Tahini biscuits

Tahini has taken years to grow on me. I think it might be one those foods that you first either love or hate. Even if you do hate it, I still think you should give it another try. The first time I tried tahini I was disgusted. It just seemed like really bad peanut butter and I couldn’t work out why anyone would eat it. I gave tahini another chance a few years later in a cake and really didn’t like it! But I didn’t so much HATE it. It wasn’t until years later that I became a full-on convert when I tried the tahini sauce at Ottolenghi in Islington, paired with juicy-fried aubergine slices. Such garlicky and great-tasting tahini sauce that was. These days, I use tahini all the time, at any chance I get . Most often, I crush a little garlic with salt, whisk in some tahini and add a dash of water. This elixir is just divine served with baked or grilled fish, or sometimes I add a bit of ground up nuts and then use it as a salad dressing for farro. Yummo.

I must admit, I’ve always been a bit of a conservative and have mostly stuck to using tahini in savoury dishes. But boy was I missing a trick; tahini can really lift a bored or tired bake. I think I’ve made these particular tahini biscuits about four or five (!) times this year and for someone who really despises making recipes over and over again that’s really saying something. This recipe is from Ruby Tandoh, most known for being a finalist in The Great British Bake-Off, but also now talented food writer. Her recipes are exactly what I look for: unexpected yet genius flavour combos and informative, unpatronising and well-crafted writing. With the masses of cookbooks being churned out these days, it is increasingly hard to find recipes that are different and still offer something of value, more than the ‘been there, done that’ ones, and I find myself turning more and more to Ruby Tandoh as a reliable source. These tahini biscuits remind me of these other really tasty tahini biscuits in one of my favourite cookbooks of all-time, Claudia Roden’s A New Book of Middle Eastern Food. The thing that gives these biscuits another dimension of flavour is the lemon zest. Each time I make these biscuits, they always taste different depending on the size of the lemon or what kind of tahini was used. I like that a lot. These are so melt-in-your mouth and crumbly that you once to pop you won’t be able to stop. If I feel like I’m getting a bit boring, I sometimes go ‘crazy’ and add a bit of honey instead of the full amount of sugar for a slightly chewy texture. Another good addition is vanilla pod seeds instead of the lemon. Rebellious times!
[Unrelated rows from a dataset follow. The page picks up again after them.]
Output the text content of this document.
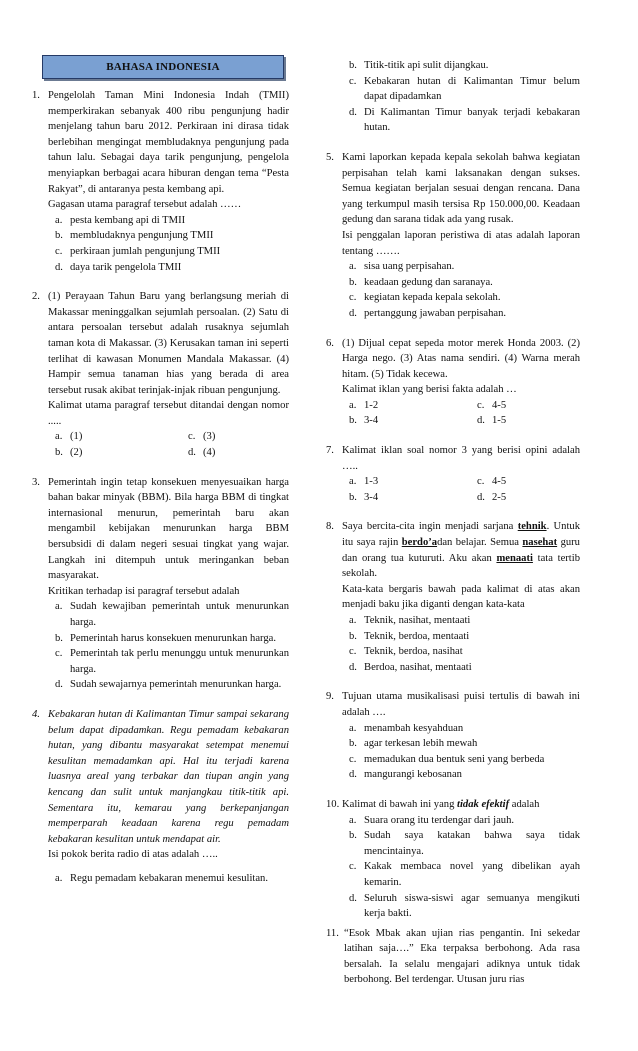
BAHASA INDONESIA
1. Pengelolah Taman Mini Indonesia Indah (TMII) memperkirakan sebanyak 400 ribu pengunjung hadir menjelang tahun baru 2012. Perkiraan ini dirasa tidak berlebihan mengingat membludaknya pengunjung pada tahun lalu. Sebagai daya tarik pengunjung, pengelola menyiapkan berbagai acara hiburan dengan tema “Pesta Rakyat”, di antaranya pesta kembang api.
Gagasan utama paragraf tersebut adalah ……
a. pesta kembang api di TMII
b. membludaknya pengunjung TMII
c. perkiraan jumlah pengunjung TMII
d. daya tarik pengelola TMII
2. (1) Perayaan Tahun Baru yang berlangsung meriah di Makassar meninggalkan sejumlah persoalan. (2) Satu di antara persoalan tersebut adalah rusaknya sejumlah taman kota di Makassar. (3) Kerusakan taman ini seperti terlihat di kawasan Monumen Mandala Makassar. (4) Hampir semua tanaman hias yang berada di area tersebut rusak akibat terinjak-injak ribuan pengunjung.
Kalimat utama paragraf tersebut ditandai dengan nomor .....
a. (1)	c. (3)
b. (2)	d. (4)
3. Pemerintah ingin tetap konsekuen menyesuaikan harga bahan bakar minyak (BBM). Bila harga BBM di tingkat internasional menurun, pemerintah baru akan mengambil kebijakan menurunkan harga BBM bersubsidi di dalam negeri sesuai tingkat yang wajar. Langkah ini ditempuh untuk meringankan beban masyarakat.
Kritikan terhadap isi paragraf tersebut adalah
a. Sudah kewajiban pemerintah untuk menurunkan harga.
b. Pemerintah harus konsekuen menurunkan harga.
c. Pemerintah tak perlu menunggu untuk menurunkan harga.
d. Sudah sewajarnya pemerintah menurunkan harga.
4. Kebakaran hutan di Kalimantan Timur sampai sekarang belum dapat dipadamkan. Regu pemadam kebakaran hutan, yang dibantu masyarakat setempat menemui kesulitan memadamkan api. Hal itu terjadi karena luasnya areal yang terbakar dan tiupan angin yang kencang dan sulit untuk manjangkau titik-titik api. Sementara itu, kemarau yang berkepanjangan memperparah keadaan karena regu pemadam kebakaran kesulitan untuk mendapat air.
Isi pokok berita radio di atas adalah …..
a. Regu pemadam kebakaran menemui kesulitan.
b. Titik-titik api sulit dijangkau.
c. Kebakaran hutan di Kalimantan Timur belum dapat dipadamkan
d. Di Kalimantan Timur banyak terjadi kebakaran hutan.
5. Kami laporkan kepada kepala sekolah bahwa kegiatan perpisahan telah kami laksanakan dengan sukses. Semua kegiatan berjalan sesuai dengan rencana. Dana yang terkumpul masih tersisa Rp 150.000,00. Keadaan gedung dan sarana tidak ada yang rusak.
Isi penggalan laporan peristiwa di atas adalah laporan tentang …….
a. sisa uang perpisahan.
b. keadaan gedung dan saranaya.
c. kegiatan kepada kepala sekolah.
d. pertanggung jawaban perpisahan.
6. (1) Dijual cepat sepeda motor merek Honda 2003. (2) Harga nego. (3) Atas nama sendiri. (4) Warna merah hitam. (5) Tidak kecewa.
Kalimat iklan yang berisi fakta adalah …
a. 1-2	c. 4-5
b. 3-4	d. 1-5
7. Kalimat iklan soal nomor 3 yang berisi opini adalah …..
a. 1-3	c. 4-5
b. 3-4	d. 2-5
8. Saya bercita-cita ingin menjadi sarjana tehnik. Untuk itu saya rajin berdo’adan belajar. Semua nasehat guru dan orang tua kuturuti. Aku akan menaati tata tertib sekolah.
Kata-kata bergaris bawah pada kalimat di atas akan menjadi baku jika diganti dengan kata-kata
a. Teknik, nasihat, mentaati
b. Teknik, berdoa, mentaati
c. Teknik, berdoa, nasihat
d. Berdoa, nasihat, mentaati
9. Tujuan utama musikalisasi puisi tertulis di bawah ini adalah ….
a. menambah kesyahduan
b. agar terkesan lebih mewah
c. memadukan dua bentuk seni yang berbeda
d. mangurangi kebosanan
10. Kalimat di bawah ini yang tidak efektif adalah
a. Suara orang itu terdengar dari jauh.
b. Sudah saya katakan bahwa saya tidak mencintainya.
c. Kakak membaca novel yang dibelikan ayah kemarin.
d. Seluruh siswa-siswi agar semuanya mengikuti kerja bakti.
11. “Esok Mbak akan ujian rias pengantin. Ini sekedar latihan saja….” Eka terpaksa berbohong. Ada rasa bersalah. Ia selalu mengajari adiknya untuk tidak berbohong. Bel terdengar. Utusan juru rias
Processed with VSCOcam with f2 preset

Tahini lemon biscuits
Makes about 20–24

120 g butter, softened
120 g tahini
120 g sugar
zest of 1 or 2 lemons
240 g plain flour
1 heaped teaspoon baking powder
pinch sea salt

Preheat the oven to 180°C and line a baking tray with baking paper.

Cream the butter, tahini and sugar until pale and fluffy. Mix in the lemon zest. In a separate bowl, whisk together the flour, baking powder and salt. Gently stir the flour mixture into the butter mixture, using the back of a spoon to combine.

Roll out into balls and space them apart on the baking tray. Pat each down with your fingers, or use a fork to make a crosshatch patter on top of the biscuits. Bake for 12–15 minutes, or take it a bit further for more brownish edges like in the photo above. Remove from the oven and let them sit on the tray for about 10 minutes before transferring to a wire rack to cool completely. Dunk into a cuppa tea and enjoy!